Sakurado Fine Arts is pleased to introduce Masaaki Yamada, one of the most unique and prolific Japanese post-war painters. Focusing on his abstract series ‘Work’ produced between the 1960s and 1990s, this solo exhibition takes a closer look at Yamada’s renowned variations of ‘stripes’ and ‘crosses’, and see how an internal logic based on form and color in his work challenges the fundamental visual experience of paintings.

Detaching himself from the art world, Yamada shifted from Cubism-like still-life paintings in the late-1940s to pure abstraction in the mid-1950s and kept painting ‘for the time to come’ in the chaotic aftermath of the Second World War. Some 5,000 pieces Yamada left in his lifetime are recently under reevaluation for its exceptional position in the history of Modern Art.

Among the mass of works, ‘stripe’ and ‘cross’ are two predominantly ubiquitous motifs for Yamada, which were forged so as to mimic the shape of their supporting medium, referring to the rectangle of a canvas. Generally speaking, stripes are recognized as per se when viewers compare adjacent lines and perceive them as repetitive. Based on such nature of stripes, Yamada takes up the idea of using the outline of the canvas itself as a formal component in his works. He further blurs the autonomy of a component in his painting by employing a heavy repetition of the same motif to constitute a whole series. As a result, the inherent structural constraint of a painting allows each element in Yamada's work, such as a line, stripes, a canvas, a work, and the series itself, to be loosely and intimately interrelated to each other. This notion of relativeness is highlighted in the ‘cross’ work, in which colors and lines are distorted, repelling, and melting into each other on the canvas, creating a sense of motion within the image.
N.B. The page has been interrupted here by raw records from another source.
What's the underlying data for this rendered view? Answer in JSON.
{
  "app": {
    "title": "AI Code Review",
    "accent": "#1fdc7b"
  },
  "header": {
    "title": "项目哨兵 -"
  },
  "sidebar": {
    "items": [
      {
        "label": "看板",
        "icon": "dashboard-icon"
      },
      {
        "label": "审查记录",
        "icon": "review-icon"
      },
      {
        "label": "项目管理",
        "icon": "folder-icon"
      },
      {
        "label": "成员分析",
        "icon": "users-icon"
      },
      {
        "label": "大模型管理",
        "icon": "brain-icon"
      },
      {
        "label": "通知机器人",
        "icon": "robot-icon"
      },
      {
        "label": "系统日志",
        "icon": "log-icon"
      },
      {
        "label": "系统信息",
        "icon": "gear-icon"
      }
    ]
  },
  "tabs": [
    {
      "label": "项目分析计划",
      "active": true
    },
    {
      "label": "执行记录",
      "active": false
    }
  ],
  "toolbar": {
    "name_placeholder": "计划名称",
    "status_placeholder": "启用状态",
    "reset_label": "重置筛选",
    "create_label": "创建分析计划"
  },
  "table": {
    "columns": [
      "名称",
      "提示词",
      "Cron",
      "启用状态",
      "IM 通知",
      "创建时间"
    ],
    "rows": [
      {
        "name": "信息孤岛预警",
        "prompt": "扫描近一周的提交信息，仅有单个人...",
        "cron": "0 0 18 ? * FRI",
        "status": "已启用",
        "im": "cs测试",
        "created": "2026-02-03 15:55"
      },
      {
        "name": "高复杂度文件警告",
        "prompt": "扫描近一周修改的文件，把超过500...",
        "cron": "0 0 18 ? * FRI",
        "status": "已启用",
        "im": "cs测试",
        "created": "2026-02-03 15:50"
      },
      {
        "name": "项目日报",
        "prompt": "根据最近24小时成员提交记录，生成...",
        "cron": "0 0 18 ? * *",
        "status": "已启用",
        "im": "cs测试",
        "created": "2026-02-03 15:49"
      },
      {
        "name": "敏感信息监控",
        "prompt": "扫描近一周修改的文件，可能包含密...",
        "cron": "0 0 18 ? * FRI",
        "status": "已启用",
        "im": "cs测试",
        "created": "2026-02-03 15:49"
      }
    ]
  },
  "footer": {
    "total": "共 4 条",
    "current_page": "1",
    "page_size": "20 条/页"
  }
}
Rooted in the shape of its supporting medium, each object in Yamada’s work exists on the borderline of singularity and collectivity, exploring an ambiguous zone where a form appears not only as an independent element but also as one of the components of a work. This ambiguity projects Yamada’s work as incomplete without an end, but it is such nature that Yamada regarded as the essence of a painting. Rendered in calm colors, each of the expressive line drawn delicately yet dynamically across the canvas is a vivid testimony of Yamada’s committed solitary search for a new painterly expression in the turmoil of post-war Japan.
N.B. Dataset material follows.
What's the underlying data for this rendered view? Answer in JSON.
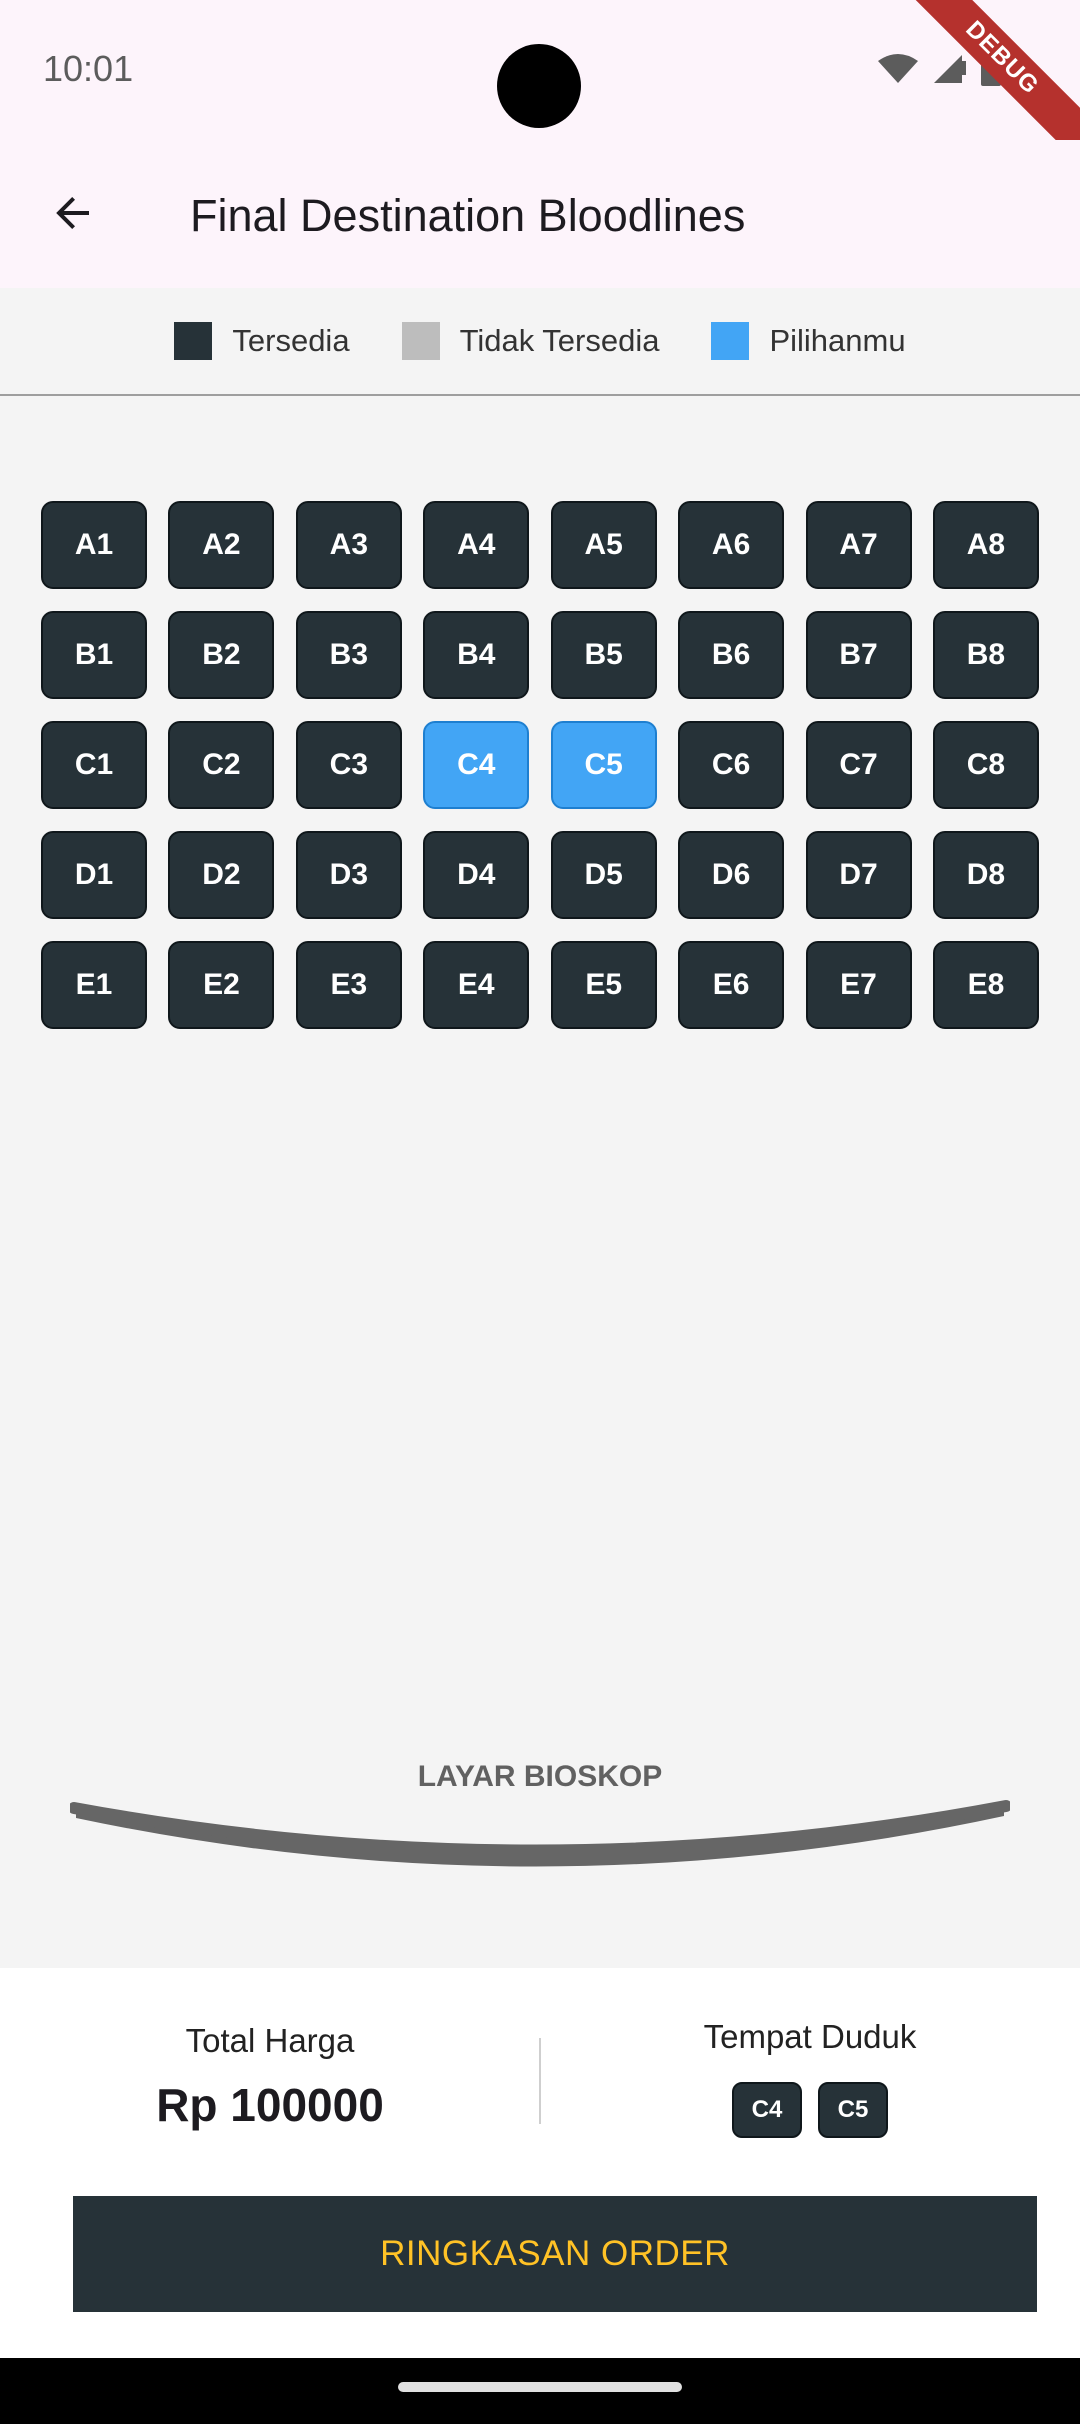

Born in Tokyo in 1930, Yamada began to learn painting under Saburo Hasegawa, one of the pioneers in Japanese abstract painting, in 1953. His large body of work is divided into three groups: ‘Still-Life’ (1948-55) influenced by Giorgio Morandi and Paul Cezanne, ‘Work’ (1956-95) consisting of abstract paintings including stripes and marked as the most significant series, and ‘Color’ (1997-2010) consisting of monochromatic paintings. Yamada held an annual solo exhibition in Tokyo from 1969-1997, which were remarked as influential and raised his fame. Also, his works were displayed at an exhibition ‘The 1960’s: A Decade of Change in Contemporary Japanese Art’ held at The National Museum of Modern Art, Tokyo and Kyoto in 1981 and a number of international exhibitions abroad including Bienal de São Paulo in 1987. After his death in 2010, Yamada has once again gained a reputation for his unique position in the Japanese art history. In recent years, his works were presented at Frieze Masters in London in 2016, and in the same year, large retrospectives were held at The National Museum of Modern Art in Tokyo and Kyoto. Today, Yamada’s work is in a number of reputable public museum collections in Japan and abroad.